Sa voix grave et douce parvint à calmer les pleurs de la jeune fille.
- Retournez dans le quartier des femmes et essayez de vous calmer. Je vous jure que je trouverai une solution avant que votre état ne devienne visible. Mais peut-être que vous allez devoir…mettre cet enfant au monde. Le supprimer serait trop dangereux pour vous.
- Et ensuite ? Que deviendra-t-il ? Je vous préviens qu'il sera hors de question de le tuer une fois qu'il sera né ! Jamais je ne pourrai…
- Moi non plus, je ne suis pas un monstre ! Nous pourrons peut-être le confier à une famille ?
- Je ne sais pas…Il faudrait déjà que je puisse parvenir jusqu'à sa naissance…
- J'ai une idée mais il faut que je m'organise d'abord.
Camus releva le visage de Gaëlle vers lui et lui sourit :
- Ayez confiance en moi. Je suis aussi responsable que vous dans cette histoire et je ne vous abandonnerai jamais. Rentrez vite et tranquillisez-vous.
- Mais…
Gaëlle n'eut pas le temps de protester parce que Camus l'embrassa. Elle avait si longtemps été privée de lui qu'elle se sentit littéralement fondre de plaisir dans ce baiser si doux.
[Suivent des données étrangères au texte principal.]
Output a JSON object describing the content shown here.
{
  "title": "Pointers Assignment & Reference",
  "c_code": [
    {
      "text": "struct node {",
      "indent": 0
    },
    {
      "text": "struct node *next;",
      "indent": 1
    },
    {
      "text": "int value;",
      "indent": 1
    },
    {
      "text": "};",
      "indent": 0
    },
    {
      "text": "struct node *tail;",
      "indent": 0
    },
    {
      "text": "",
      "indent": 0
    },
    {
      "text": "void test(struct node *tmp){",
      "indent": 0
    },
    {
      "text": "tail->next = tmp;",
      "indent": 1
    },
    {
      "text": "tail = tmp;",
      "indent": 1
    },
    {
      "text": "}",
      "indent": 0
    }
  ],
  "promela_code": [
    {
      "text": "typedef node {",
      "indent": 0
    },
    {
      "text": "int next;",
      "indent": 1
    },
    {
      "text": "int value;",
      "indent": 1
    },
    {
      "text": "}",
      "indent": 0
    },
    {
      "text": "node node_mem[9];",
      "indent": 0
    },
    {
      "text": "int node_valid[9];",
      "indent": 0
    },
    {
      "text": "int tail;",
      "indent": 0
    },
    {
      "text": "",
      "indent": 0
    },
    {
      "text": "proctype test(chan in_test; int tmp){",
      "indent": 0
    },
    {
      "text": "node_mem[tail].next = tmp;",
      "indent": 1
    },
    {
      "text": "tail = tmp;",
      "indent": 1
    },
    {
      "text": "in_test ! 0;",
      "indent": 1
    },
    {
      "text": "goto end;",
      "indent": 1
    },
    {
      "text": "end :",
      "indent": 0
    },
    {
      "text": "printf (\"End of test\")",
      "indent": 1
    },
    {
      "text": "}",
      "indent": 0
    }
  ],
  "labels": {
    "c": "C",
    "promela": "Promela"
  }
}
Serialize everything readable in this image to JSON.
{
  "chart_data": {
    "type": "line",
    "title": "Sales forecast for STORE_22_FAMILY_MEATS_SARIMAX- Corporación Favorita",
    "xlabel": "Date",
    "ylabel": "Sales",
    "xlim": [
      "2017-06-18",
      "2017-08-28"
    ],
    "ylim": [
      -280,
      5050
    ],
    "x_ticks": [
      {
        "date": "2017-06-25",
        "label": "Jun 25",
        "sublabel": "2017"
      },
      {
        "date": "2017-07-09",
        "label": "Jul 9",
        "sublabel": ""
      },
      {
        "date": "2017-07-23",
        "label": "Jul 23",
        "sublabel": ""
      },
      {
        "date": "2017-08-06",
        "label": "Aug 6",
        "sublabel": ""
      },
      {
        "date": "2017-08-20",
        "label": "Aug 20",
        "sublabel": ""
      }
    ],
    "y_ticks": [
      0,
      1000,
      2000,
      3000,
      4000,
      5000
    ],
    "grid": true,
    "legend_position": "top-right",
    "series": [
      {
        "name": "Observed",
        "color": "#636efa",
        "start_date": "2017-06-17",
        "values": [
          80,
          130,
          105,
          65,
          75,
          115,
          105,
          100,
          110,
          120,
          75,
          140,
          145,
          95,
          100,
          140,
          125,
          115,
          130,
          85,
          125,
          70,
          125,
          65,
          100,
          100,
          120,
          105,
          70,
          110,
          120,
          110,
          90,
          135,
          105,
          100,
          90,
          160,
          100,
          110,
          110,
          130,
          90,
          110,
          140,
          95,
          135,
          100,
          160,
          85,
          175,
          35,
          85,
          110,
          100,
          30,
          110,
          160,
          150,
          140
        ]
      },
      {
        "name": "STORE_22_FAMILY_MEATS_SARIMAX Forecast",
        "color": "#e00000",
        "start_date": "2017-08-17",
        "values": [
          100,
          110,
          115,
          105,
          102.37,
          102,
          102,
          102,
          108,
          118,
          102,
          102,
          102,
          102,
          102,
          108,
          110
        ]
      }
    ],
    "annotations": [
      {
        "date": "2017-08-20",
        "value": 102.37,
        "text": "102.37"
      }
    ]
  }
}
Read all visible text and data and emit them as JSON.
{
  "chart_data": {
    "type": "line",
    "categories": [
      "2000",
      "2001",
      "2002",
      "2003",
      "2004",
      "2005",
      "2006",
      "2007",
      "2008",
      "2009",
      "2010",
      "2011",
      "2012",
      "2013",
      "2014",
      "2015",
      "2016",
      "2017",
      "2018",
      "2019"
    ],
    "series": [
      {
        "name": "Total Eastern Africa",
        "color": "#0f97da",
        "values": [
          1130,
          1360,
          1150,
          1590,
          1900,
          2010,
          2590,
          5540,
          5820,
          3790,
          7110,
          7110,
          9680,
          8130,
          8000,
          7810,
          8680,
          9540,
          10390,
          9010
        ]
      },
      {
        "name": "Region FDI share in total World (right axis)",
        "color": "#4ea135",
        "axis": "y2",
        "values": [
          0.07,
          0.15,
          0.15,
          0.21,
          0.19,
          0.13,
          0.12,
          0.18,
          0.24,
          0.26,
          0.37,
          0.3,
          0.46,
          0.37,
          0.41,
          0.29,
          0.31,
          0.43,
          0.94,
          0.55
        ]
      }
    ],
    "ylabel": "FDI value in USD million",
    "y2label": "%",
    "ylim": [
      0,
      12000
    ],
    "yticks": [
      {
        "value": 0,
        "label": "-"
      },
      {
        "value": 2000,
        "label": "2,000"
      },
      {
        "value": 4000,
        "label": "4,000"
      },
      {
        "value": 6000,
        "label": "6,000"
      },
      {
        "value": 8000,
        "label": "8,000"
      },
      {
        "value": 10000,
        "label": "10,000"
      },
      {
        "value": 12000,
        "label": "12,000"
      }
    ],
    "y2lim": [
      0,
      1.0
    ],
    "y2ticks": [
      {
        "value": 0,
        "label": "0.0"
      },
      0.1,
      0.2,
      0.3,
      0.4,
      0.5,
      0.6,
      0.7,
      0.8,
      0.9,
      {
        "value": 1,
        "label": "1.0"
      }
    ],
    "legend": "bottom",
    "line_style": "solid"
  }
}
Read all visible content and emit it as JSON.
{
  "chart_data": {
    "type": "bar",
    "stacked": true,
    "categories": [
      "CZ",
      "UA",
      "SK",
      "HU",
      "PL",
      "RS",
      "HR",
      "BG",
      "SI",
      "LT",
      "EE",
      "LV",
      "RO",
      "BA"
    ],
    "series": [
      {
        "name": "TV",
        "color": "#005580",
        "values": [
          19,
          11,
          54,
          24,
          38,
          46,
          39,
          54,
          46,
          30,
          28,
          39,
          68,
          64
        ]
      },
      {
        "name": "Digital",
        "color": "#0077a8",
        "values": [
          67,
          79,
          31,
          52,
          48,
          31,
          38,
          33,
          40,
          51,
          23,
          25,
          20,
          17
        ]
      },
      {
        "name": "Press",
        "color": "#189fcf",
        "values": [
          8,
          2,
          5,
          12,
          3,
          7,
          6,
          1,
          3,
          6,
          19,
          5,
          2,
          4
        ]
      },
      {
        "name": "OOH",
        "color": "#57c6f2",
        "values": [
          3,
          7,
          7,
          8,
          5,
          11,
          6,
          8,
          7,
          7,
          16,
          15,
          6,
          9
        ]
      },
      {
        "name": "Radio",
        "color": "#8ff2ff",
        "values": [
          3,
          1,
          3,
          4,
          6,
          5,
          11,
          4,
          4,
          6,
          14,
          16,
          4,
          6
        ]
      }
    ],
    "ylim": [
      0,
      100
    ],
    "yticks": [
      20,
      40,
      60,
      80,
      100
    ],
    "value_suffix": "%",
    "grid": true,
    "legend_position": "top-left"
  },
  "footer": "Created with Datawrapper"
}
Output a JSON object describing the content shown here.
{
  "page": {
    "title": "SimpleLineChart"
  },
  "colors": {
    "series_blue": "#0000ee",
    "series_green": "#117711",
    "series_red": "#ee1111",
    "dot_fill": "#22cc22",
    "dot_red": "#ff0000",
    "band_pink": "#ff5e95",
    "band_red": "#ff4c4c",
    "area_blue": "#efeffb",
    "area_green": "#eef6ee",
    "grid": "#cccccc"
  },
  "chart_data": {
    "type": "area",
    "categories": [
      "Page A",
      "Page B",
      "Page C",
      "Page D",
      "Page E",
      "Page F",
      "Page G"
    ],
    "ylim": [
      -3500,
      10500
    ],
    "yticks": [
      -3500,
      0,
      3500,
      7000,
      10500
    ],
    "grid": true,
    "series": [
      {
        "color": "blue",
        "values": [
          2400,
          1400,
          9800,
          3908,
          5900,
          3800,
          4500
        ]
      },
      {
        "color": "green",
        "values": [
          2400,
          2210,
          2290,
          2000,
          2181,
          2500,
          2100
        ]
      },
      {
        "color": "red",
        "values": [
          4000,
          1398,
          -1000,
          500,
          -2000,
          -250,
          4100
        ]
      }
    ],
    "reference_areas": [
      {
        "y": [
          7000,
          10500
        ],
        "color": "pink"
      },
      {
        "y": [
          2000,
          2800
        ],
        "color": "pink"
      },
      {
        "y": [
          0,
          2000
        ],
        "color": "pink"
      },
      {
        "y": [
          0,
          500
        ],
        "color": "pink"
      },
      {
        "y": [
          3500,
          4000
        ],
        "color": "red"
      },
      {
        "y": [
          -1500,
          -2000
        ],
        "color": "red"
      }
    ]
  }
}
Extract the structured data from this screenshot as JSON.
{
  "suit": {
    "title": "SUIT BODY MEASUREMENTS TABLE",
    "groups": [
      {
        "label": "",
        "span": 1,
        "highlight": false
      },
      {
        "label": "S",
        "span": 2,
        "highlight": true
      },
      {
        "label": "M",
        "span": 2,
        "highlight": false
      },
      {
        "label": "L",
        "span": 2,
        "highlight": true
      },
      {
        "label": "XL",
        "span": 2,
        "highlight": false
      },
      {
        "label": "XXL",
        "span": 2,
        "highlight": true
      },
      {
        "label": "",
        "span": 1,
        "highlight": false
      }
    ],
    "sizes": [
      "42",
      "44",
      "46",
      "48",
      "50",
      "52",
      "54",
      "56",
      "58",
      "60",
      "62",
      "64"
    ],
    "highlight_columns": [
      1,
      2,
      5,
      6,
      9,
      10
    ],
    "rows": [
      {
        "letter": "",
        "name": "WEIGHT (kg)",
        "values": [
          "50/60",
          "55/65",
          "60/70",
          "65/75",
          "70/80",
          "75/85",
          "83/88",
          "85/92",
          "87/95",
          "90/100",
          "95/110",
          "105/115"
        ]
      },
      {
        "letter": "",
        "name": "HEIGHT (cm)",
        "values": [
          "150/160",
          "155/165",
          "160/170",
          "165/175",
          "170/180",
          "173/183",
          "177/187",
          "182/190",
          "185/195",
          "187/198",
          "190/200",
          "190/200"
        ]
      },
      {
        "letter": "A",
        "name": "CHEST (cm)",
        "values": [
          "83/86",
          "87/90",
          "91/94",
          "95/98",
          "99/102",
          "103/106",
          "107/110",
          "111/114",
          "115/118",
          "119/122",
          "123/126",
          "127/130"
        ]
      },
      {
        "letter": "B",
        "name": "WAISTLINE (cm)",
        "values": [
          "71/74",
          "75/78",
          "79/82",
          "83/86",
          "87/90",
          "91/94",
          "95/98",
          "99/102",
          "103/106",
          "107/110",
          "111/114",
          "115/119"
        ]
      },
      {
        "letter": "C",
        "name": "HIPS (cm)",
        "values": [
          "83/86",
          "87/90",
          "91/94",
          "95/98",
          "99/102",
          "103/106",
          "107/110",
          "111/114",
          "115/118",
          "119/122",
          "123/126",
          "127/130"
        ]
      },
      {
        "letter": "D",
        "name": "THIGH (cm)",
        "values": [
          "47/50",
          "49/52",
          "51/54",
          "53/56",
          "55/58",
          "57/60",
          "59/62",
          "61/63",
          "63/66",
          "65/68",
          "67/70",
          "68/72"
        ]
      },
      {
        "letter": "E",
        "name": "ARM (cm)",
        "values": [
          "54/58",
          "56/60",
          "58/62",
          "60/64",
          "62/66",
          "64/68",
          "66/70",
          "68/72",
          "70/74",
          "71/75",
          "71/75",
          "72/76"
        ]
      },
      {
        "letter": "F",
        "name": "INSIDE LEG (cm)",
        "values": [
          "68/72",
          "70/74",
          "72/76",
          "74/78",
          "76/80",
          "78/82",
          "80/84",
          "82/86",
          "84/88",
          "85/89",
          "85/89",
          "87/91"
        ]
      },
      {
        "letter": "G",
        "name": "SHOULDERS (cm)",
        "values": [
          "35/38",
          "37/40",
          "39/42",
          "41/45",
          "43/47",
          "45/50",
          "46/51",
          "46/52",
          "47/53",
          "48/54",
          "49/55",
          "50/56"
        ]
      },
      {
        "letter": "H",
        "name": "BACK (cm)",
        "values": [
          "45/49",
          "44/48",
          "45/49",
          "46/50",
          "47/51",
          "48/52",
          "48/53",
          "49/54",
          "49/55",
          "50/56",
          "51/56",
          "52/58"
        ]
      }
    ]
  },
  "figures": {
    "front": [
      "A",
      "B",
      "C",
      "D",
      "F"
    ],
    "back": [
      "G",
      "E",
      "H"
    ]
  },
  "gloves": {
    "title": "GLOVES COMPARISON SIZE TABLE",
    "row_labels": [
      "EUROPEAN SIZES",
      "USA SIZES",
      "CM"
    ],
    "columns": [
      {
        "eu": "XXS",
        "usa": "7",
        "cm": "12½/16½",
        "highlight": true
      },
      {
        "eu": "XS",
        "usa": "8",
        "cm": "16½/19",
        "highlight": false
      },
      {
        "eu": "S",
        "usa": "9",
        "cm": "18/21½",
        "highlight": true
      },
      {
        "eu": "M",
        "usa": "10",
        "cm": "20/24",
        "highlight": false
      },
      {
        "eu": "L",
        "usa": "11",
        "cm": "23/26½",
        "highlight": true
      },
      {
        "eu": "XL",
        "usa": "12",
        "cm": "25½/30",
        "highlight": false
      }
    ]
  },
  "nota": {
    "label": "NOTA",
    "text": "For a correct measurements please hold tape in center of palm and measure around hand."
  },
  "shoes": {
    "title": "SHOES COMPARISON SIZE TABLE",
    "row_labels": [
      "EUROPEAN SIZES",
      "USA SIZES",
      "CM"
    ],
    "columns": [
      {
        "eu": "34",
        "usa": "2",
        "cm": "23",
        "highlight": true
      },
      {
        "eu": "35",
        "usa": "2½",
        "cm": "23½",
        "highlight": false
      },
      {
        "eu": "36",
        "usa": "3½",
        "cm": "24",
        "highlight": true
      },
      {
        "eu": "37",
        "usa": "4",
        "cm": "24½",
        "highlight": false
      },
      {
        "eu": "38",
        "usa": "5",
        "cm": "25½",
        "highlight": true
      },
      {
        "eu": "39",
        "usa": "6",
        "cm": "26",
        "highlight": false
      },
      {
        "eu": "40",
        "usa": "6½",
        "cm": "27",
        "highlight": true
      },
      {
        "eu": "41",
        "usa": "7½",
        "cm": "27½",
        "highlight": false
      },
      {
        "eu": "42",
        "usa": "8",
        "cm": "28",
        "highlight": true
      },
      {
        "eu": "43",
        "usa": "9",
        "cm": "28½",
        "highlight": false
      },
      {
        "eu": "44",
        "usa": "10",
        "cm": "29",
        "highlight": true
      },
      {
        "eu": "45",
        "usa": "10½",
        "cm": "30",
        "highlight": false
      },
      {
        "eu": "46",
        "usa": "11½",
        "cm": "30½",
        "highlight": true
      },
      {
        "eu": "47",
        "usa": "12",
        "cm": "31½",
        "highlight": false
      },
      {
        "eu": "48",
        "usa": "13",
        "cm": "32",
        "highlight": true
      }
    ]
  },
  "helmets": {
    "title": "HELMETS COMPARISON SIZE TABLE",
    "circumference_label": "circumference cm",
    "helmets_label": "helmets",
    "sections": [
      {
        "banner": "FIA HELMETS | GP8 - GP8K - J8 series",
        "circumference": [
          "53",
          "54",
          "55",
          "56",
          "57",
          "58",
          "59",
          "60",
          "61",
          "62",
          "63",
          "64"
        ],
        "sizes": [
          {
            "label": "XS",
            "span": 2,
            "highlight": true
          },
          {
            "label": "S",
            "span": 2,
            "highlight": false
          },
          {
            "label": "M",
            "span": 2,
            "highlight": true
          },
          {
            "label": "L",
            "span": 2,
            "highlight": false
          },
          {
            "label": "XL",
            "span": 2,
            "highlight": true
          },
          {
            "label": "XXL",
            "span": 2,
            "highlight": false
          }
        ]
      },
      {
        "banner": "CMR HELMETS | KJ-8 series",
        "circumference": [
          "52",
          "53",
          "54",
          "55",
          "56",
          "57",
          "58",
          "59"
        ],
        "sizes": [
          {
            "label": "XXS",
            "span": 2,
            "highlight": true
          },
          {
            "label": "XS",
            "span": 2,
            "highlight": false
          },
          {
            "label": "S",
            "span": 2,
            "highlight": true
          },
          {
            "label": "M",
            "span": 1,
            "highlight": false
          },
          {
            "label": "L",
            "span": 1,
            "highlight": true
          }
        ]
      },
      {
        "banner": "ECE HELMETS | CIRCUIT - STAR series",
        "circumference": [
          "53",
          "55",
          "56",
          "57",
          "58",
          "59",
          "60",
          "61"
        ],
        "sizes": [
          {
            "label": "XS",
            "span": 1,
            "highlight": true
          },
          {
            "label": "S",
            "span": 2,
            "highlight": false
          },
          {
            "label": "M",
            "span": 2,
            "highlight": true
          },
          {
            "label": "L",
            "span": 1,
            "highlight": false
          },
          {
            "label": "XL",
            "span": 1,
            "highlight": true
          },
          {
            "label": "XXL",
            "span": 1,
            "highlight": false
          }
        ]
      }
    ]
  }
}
En dans le même temps, elle se sentit reprendre courage. Camus ne la rejetait pas bien au contraire…et comme elle avait une confiance absolue en lui, elle abandonna provisoirement l'idée de mourir. Après un dernier regard, elle repartit vivement chez elle. Sayuri n'était pas encore revenue et ne saurait jamais ce qu'elle avait failli faire.